Because patients are paying more out of pocket for their healthcare, you might be focusing on improving patient collection processes. While that’s critical, it’s also important not to lose sight of the other side of the revenue equation—the payer. That’s where denial management comes in.
Elizabeth Woodcock, MBA, FACMPE, CPC, an expert on medical practice operations and revenue cycle management, shared her thoughts on how you should approach denials in your organization.
1. Accept that denials are a fact of life.
“The nature of denials is in constant flux,” says Woodcock. “Once you get good at something, the mix changes. This area can’t be mastered from a prevention perspective.”
Denial trends are related to the changing reimbursement landscape, and Woodcock is seeing more related to medical necessity and experimental treatment. Denials correlate to payer reimbursement protocols, which means they change often and usually without warning.
“It would be beautiful to get a list from the payer at the beginning of the year that says if you bill these two combinations, we will deny these services,” says Woodcock. “We don’t get that list. It’s what makes denials so challenging because you’re really in the dark until you get to that transaction.”

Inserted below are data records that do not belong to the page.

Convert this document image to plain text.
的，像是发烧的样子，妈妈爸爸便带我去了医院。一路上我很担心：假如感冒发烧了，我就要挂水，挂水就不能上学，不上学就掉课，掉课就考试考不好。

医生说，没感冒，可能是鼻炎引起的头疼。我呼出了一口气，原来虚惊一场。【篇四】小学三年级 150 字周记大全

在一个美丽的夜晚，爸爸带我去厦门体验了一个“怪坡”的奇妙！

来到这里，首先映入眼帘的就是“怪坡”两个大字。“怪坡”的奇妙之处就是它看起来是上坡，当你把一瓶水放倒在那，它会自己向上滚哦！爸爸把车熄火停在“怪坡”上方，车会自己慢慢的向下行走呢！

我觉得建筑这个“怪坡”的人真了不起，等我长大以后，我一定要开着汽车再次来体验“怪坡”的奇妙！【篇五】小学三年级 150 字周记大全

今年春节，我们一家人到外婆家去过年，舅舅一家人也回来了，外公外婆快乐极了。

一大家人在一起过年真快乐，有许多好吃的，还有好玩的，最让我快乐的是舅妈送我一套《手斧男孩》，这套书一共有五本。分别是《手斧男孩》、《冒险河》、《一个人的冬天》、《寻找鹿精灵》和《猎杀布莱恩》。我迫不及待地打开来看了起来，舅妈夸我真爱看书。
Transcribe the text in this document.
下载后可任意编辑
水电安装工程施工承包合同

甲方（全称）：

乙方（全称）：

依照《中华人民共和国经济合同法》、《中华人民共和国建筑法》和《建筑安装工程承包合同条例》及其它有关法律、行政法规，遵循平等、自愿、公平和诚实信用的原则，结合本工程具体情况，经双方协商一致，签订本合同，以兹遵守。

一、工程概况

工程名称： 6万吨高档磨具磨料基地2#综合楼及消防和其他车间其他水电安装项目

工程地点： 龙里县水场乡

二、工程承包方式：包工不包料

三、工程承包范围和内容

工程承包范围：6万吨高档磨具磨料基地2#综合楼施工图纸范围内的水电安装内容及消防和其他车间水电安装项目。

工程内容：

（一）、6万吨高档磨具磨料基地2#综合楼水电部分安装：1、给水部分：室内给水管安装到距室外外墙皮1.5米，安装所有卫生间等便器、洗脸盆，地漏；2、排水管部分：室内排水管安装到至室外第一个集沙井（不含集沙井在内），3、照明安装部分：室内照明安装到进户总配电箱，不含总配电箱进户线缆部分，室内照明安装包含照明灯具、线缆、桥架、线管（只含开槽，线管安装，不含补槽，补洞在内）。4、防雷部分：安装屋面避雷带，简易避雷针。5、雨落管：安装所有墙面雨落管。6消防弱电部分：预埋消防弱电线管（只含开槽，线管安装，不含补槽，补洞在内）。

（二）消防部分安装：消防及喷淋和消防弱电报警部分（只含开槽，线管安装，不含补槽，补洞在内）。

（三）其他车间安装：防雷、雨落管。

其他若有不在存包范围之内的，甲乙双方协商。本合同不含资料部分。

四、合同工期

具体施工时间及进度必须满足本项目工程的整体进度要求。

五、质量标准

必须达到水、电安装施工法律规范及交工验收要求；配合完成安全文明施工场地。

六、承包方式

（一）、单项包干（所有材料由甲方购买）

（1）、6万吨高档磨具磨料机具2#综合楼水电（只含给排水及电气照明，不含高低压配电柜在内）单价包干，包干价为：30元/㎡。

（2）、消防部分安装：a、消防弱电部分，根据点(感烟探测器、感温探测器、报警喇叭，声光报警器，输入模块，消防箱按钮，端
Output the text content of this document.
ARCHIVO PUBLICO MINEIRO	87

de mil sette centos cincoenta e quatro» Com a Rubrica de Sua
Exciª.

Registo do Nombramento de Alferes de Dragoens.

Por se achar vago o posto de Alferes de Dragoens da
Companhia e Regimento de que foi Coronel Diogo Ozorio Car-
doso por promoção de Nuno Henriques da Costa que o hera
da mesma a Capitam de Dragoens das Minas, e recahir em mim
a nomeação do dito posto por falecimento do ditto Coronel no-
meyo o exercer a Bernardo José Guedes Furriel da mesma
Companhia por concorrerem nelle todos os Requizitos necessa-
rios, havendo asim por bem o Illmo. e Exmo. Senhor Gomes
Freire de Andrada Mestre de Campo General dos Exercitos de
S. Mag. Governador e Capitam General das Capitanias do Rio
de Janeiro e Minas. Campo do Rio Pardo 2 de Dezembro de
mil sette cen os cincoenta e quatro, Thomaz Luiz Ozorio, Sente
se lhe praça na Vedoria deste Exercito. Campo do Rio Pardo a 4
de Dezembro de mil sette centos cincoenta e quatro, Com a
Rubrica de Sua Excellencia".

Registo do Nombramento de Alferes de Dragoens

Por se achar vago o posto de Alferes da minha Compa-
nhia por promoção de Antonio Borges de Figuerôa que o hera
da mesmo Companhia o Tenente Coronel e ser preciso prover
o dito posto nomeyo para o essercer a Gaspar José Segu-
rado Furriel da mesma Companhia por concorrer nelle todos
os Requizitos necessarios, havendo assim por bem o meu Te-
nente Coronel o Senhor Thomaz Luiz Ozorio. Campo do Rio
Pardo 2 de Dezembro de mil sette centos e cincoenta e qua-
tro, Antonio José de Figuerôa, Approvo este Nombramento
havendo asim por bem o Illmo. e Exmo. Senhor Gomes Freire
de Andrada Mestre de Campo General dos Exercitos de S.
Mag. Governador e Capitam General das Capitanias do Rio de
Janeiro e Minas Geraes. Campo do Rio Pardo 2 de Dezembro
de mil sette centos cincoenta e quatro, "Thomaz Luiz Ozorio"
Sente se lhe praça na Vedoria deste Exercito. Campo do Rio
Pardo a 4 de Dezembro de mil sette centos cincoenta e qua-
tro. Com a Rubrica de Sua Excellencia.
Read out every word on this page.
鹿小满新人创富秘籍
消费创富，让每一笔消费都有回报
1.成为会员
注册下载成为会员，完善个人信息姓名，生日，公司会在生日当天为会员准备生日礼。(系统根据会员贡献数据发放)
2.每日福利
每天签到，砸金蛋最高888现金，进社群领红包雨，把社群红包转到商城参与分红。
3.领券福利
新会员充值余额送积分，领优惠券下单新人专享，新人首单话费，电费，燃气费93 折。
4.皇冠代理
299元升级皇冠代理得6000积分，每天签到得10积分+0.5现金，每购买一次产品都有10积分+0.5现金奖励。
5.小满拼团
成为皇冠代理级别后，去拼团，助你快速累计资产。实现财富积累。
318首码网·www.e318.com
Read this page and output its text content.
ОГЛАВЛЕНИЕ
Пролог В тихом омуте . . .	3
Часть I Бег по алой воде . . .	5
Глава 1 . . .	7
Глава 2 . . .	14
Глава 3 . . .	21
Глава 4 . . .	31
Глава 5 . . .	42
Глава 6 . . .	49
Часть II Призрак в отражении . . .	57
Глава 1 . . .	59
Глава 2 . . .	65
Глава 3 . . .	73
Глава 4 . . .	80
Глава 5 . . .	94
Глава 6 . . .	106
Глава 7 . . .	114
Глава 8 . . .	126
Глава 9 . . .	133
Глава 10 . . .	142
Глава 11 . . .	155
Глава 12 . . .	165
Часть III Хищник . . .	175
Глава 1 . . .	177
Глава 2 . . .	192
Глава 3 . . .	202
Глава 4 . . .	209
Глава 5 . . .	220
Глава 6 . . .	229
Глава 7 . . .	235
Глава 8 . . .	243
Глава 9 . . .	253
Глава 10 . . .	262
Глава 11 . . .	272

2. Create protocols for identifying and managing denials.
But just because denials are a fact of life, doesn’t mean practices should just throw up their hands. Woodcock believes practices could be paying closer attention.
“Identification is where the biggest problem lies,” she says. “We think everything is going well because there’s money in the bank. We don’t think anything is wrong because we’re not digging in and identifying.”
As part of the identification process, you need to establish a closed-loop feedback system with teams upstream in the revenue-cycle process. If a denial is the result of a pre-authorization, you want to make sure the patient access teams know that for a certain procedure payers are now requiring pre-authorization.
Armed with an understanding of why the claims were denied, you then need a standard approach to managing them. Depending on the size of your organization, there may be hundreds of different types of denials. Within each category of denial you should have action steps for the employee to take, including a standard process for coming to a resolution. Whether it’s writing the claim off, taking an adjustment, or submitting a corrected claim.
3. Automate as much as possible.
In the past, managing denials involved a printer, a highlighter, a copier, and sticky notes. Woodcock recalls how practices would print off the remits, highlight the denials, and then make and distribute copies with notes to staff on how to handle. But with hundreds of thousands of transactions processed daily, this approach is no longer feasible.
“Practices need to pivot and focus on every opportunity to automate,” says Woodcock. “Don't pick up the phone unless you have to. Most payers allow processes to happen online.”
4. Create processes, document them, and train employees.
In addition to retiring the highlighter, practices should also stop relying on word-of-mouth employee training. Too often, the process for working a particular denial resides in a few employees’ heads. Develop a program with documented protocol for working denials by sitting down with your employees and recording all of the steps they take to work a claim.
“Ensure you’re holding employees accountable for what you assume is happening,” says Woodcock. “[Develop] an awesome orientation and training manual that can be used for many years, instead of just relying on tribal knowledge.”